On a day bursting with landscaping activity to get ready for the event, Vernon and Elaine took a leisurely stroll around their barns and farmhouse, with no hint that Vernon needed to race over to the fields to continue planting as soon as the tour was finished.

Thankfully, almost all of the planting was done, with good weather forecast for the next several days. He said the latest they want to plant is June 5, and he expressed confidence that the task will be done with time to spare.

They are hoping that 500 or more people will take the opportunity to experience a taste of the life Vernon and Elaine have been enjoying for more than five decades — and hope to for many more.
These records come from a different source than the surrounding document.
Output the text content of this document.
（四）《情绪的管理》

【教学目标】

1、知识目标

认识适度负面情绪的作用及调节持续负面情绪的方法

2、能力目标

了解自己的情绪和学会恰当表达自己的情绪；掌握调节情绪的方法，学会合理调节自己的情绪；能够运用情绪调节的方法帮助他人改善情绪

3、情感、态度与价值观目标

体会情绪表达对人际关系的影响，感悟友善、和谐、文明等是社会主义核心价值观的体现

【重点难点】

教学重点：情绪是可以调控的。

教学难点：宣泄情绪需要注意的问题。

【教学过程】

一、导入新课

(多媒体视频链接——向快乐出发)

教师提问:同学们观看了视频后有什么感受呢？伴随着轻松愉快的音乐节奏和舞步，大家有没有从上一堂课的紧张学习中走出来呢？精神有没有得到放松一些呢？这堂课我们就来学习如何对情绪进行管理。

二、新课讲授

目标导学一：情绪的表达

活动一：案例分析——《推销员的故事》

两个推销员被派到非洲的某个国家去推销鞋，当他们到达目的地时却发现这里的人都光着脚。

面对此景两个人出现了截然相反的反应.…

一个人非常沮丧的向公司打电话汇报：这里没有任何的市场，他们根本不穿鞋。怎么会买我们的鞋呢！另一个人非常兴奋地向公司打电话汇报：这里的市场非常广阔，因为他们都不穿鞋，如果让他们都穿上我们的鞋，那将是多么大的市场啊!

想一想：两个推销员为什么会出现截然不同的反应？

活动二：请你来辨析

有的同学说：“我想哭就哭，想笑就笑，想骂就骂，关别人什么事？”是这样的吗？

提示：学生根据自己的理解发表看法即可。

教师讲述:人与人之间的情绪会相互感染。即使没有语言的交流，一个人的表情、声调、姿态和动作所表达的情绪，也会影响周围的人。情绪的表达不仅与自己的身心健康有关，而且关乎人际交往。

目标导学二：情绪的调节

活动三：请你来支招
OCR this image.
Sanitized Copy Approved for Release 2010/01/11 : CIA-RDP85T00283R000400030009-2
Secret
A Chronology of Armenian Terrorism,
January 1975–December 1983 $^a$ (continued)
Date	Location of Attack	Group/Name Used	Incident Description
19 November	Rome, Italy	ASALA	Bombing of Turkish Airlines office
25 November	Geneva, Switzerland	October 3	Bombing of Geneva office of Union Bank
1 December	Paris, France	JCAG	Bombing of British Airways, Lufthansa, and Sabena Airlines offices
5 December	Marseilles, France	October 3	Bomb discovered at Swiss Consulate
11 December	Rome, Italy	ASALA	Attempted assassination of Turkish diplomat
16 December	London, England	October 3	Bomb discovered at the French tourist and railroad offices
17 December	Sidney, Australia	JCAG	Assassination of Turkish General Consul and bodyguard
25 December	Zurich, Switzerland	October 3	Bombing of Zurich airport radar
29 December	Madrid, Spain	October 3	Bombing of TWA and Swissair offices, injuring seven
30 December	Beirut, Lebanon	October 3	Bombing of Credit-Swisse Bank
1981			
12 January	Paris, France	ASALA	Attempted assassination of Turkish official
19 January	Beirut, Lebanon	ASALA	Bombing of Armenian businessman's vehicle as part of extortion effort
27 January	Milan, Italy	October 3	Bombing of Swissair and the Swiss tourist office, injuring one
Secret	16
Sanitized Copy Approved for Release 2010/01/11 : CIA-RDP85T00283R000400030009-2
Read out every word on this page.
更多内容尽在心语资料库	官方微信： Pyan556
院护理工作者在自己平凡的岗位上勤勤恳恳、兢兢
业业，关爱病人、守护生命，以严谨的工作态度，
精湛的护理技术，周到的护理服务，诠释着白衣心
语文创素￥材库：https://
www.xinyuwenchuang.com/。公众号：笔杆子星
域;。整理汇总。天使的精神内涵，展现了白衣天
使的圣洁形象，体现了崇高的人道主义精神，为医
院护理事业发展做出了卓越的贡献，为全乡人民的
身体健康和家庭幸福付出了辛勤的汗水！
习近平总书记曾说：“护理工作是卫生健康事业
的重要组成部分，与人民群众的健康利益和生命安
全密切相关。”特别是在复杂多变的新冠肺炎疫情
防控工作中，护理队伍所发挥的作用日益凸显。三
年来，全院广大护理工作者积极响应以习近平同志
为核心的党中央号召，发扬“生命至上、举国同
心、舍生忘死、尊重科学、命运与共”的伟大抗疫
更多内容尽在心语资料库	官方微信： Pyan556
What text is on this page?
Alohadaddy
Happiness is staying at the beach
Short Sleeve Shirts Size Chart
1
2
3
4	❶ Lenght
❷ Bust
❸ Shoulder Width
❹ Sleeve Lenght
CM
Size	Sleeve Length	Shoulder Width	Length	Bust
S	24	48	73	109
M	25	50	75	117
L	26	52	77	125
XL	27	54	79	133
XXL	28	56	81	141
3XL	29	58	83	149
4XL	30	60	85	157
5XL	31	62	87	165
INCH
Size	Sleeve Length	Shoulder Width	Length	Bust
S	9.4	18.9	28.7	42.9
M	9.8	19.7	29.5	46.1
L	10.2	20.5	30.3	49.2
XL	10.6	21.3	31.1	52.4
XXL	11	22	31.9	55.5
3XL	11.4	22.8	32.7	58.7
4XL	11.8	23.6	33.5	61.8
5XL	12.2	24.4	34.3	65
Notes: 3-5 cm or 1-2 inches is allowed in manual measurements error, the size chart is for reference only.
Vernon’s chronic bronchitis has slowed him down, but it will never take the joy out of surveying the sprawling landscape, one that now includes a housing development just down the road on land he sold to a developer in 1997.

“I enjoy it more [now] than before,” Vernon said, of living out in the country. “Now, we’re just cash cropping and you can enjoy life a little bit. You can get the crop [planted] and go to the cabin and then come back every week.”

By the way, Vernon has remained Catholic all these years, and Elaine is still Lutheran. She goes to St. Paul’s Lutheran in Watertown and both go to each other’s church on special occasions.

This will be the first time a bishop sets foot on their property.

And, that’s just fine with both of them.

“It’s kind of an honor, really,” Elaine said, “that they’d even think about having it out here.”

Rural Life Sunday

  • When: 1:30 p.m., Sunday, June 22. Polka Mass with Bishop Andrew Cozzens.
  • Where: The Vernon and Elaine Rosckes farm.

Please bring your own lawn chairs or blankets. Some seating will be provided. Bars and refreshments will served following Mass. Activities and entertainment will include music, face painting, children’s hay rides and mini donuts concessions.


From the Twin Cities, head west on Highway 7. Go north on County Road 10 to Watertown until you reach the Rosckes farm. The address is 3255 County Road 10 North, Watertown.